DVD Makers Starting to Play Games

You've dropped your VCR player and soon you can forget your PC. At least, that's what the DVD industry is planning on. Michael Stroud reports from Digital Hollywood in Beverly Hills.

The humble DVD player, fresh from running rings around your VCR, seems poised to take on your PC, too.

New standards being developed by technology companies and Hollywood studios promise to turn DVD players into interactive devices that can play sophisticated games, connect to the Internet and exchange e-mail.

Many DVDs are already packed with interactive features, but you have to plug them into your PC to access them.

"We look at the money we spend to put (sophisticated interactive features) on our discs to have a relatively small portion of our consumer base enjoying it," said Benn Carr, vice president, technology for Walt Disney Pictures and Television. "We want to obviously expand the customer base."

Disney has already slapped games on DVDs for Monsters Inc. and Pearl Harbor and plans more for Lilo & Stitch and an upcoming re-release of Beauty and the Beast.

Warner Bros. and its New Line Cinema unit are also busily selling Harry Potter and Lord of the Rings DVDs that include games and interactive tours of the fantasy worlds they describe. An upcoming Scooby-Doo DVD will allow buyers to access material on the Internet that people who haven't bought the DVD can't.

At Digital Hollywood this week, chip companies Cirrus Logic and LSI Logic demonstrated the chipsets they plan to sell to DVD manufacturers. Enhanced DVD software and service provider Interactual Technologies demonstrated a prototype enhanced DVD player that pulled up filmographies and demonstrated how online voting on favorite scenes in DVD movies might look.

For studios, these types of features offer the possibility of establishing personal relationships with consumers who are used to passively watching Hollywood material.

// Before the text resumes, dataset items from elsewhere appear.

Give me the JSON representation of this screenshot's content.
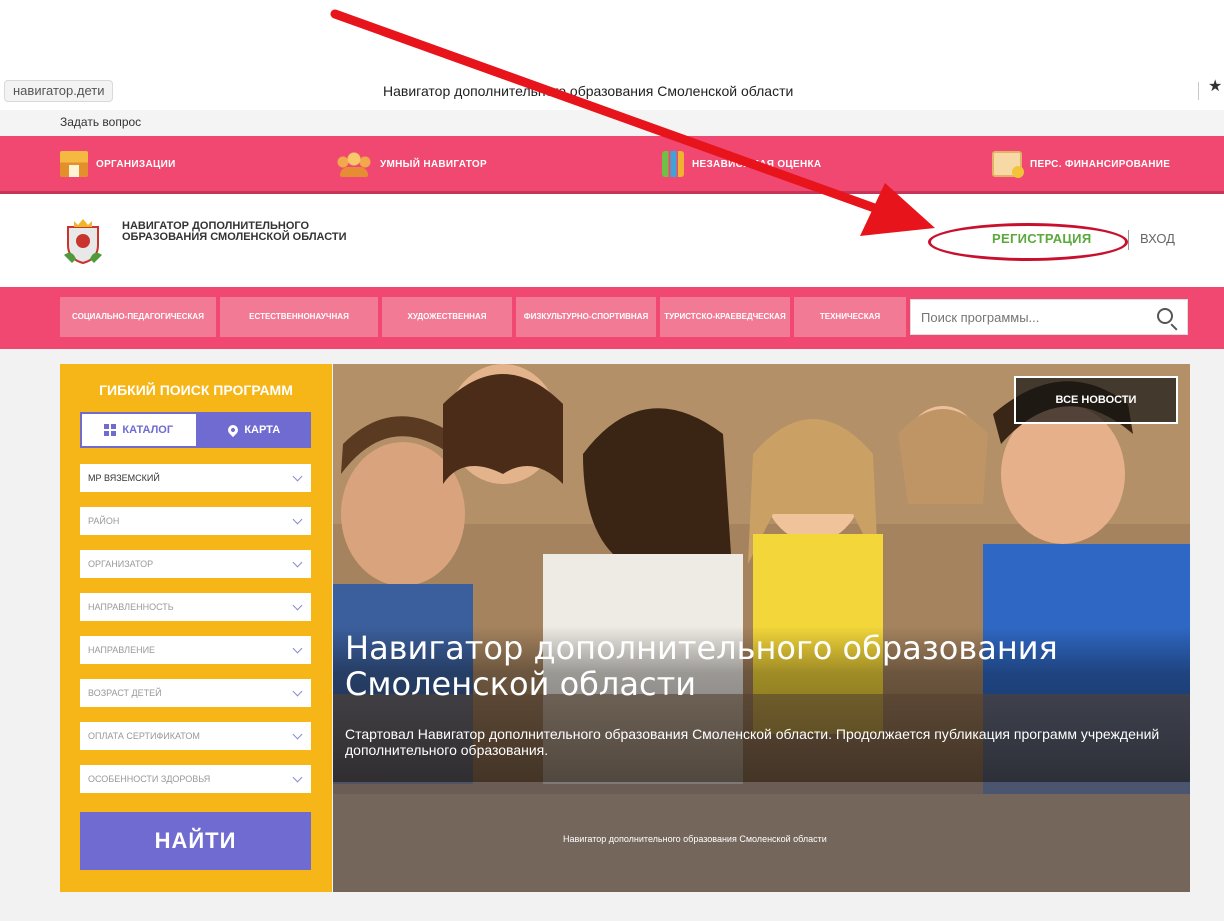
{
  "browser": {
    "url": "навигатор.дети",
    "title": "Навигатор дополнительного образования Смоленской области"
  },
  "ask_question": "Задать вопрос",
  "top_nav": [
    {
      "label": "ОРГАНИЗАЦИИ",
      "icon": "building-icon"
    },
    {
      "label": "УМНЫЙ НАВИГАТОР",
      "icon": "people-icon"
    },
    {
      "label": "НЕЗАВИСИМАЯ ОЦЕНКА",
      "icon": "chart-icon"
    },
    {
      "label": "ПЕРС. ФИНАНСИРОВАНИЕ",
      "icon": "money-icon"
    }
  ],
  "header": {
    "logo_text": "НАВИГАТОР ДОПОЛНИТЕЛЬНОГО ОБРАЗОВАНИЯ СМОЛЕНСКОЙ ОБЛАСТИ",
    "register_label": "РЕГИСТРАЦИЯ",
    "login_label": "ВХОД"
  },
  "categories": [
    "СОЦИАЛЬНО-ПЕДАГОГИЧЕСКАЯ",
    "ЕСТЕСТВЕННОНАУЧНАЯ",
    "ХУДОЖЕСТВЕННАЯ",
    "ФИЗКУЛЬТУРНО-СПОРТИВНАЯ",
    "ТУРИСТСКО-КРАЕВЕДЧЕСКАЯ",
    "ТЕХНИЧЕСКАЯ"
  ],
  "search": {
    "placeholder": "Поиск программы..."
  },
  "sidebar": {
    "title": "ГИБКИЙ ПОИСК ПРОГРАММ",
    "tab_catalog": "КАТАЛОГ",
    "tab_map": "КАРТА",
    "filters": [
      "МР ВЯЗЕМСКИЙ",
      "РАЙОН",
      "ОРГАНИЗАТОР",
      "НАПРАВЛЕННОСТЬ",
      "НАПРАВЛЕНИЕ",
      "ВОЗРАСТ ДЕТЕЙ",
      "ОПЛАТА СЕРТИФИКАТОМ",
      "ОСОБЕННОСТИ ЗДОРОВЬЯ"
    ],
    "find_label": "НАЙТИ"
  },
  "hero": {
    "news_label": "ВСЕ НОВОСТИ",
    "title": "Навигатор дополнительного образования Смоленской области",
    "description": "Стартовал Навигатор дополнительного образования Смоленской области. Продолжается публикация программ учреждений дополнительного образования.",
    "caption": "Навигатор дополнительного образования Смоленской области"
  },
  "colors": {
    "accent_pink": "#f04870",
    "sidebar_yellow": "#f7b618",
    "purple": "#6f6bd0",
    "register_green": "#59a93b",
    "annotation_red": "#e8141c"
  }
}
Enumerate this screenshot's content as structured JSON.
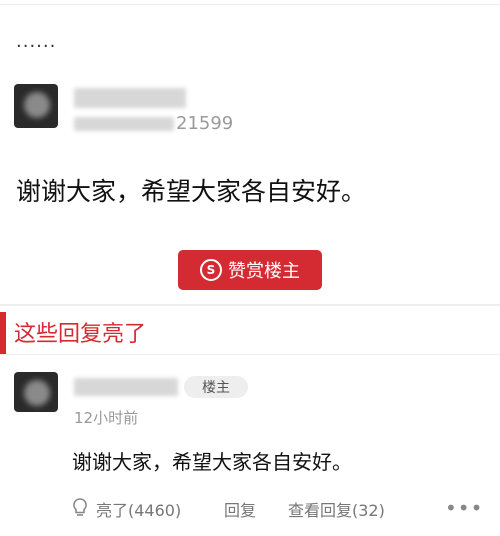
{
  "header": {
    "ellipsis": "······"
  },
  "post": {
    "user_id_fragment": "21599",
    "text": "谢谢大家，希望大家各自安好。",
    "reward_button": "赞赏楼主",
    "reward_icon": "S"
  },
  "section": {
    "title": "这些回复亮了"
  },
  "reply": {
    "badge": "楼主",
    "time": "12小时前",
    "text": "谢谢大家，希望大家各自安好。",
    "like_label": "亮了(4460)",
    "reply_label": "回复",
    "view_replies_label": "查看回复(32)",
    "more": "•••"
  },
  "colors": {
    "accent": "#d42a32",
    "divider": "#eeeeee"
  }
}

"You can do all kinds of things you could never before do with packaged media," said Jim Wuthrich, vice president for worldwide interactive marketing at Warner Bros. "That gets consumers coming back."

Some DVDs already allow users to interact in limited ways with their DVD players, rather than their PCs -– although users are usually restricted to arrows and enter keys on their remotes.

The enhanced DVD players that emerge over the next few years won't necessarily be stand-alone devices. Nintendo, Sony and Microsoft all either have or will soon have DVD capabilities for their game machines. And DVD players are increasingly being incorporated into other home devices such as TVs, tuners and jukeboxes.

The enhanced DVD player's future isn't assured. Studio executives acknowledge that most of the interactive features on DVDs work best in a broadband environment -– and only a minority of consumers have broadband Internet in their homes.

Consumer electronics companies have yet to announce they're making DVD players incorporating the technology. If the players end up being too expensive, consumers won't buy them.

And most importantly, studios and consumer electronics companies will need to create a buzz about the features they're adding, or consumers won't care. Even with millions of PCs capable of playing enhanced DVDs now on the market, Wuthrich noted, "the biggest issue is that people don't know it's there."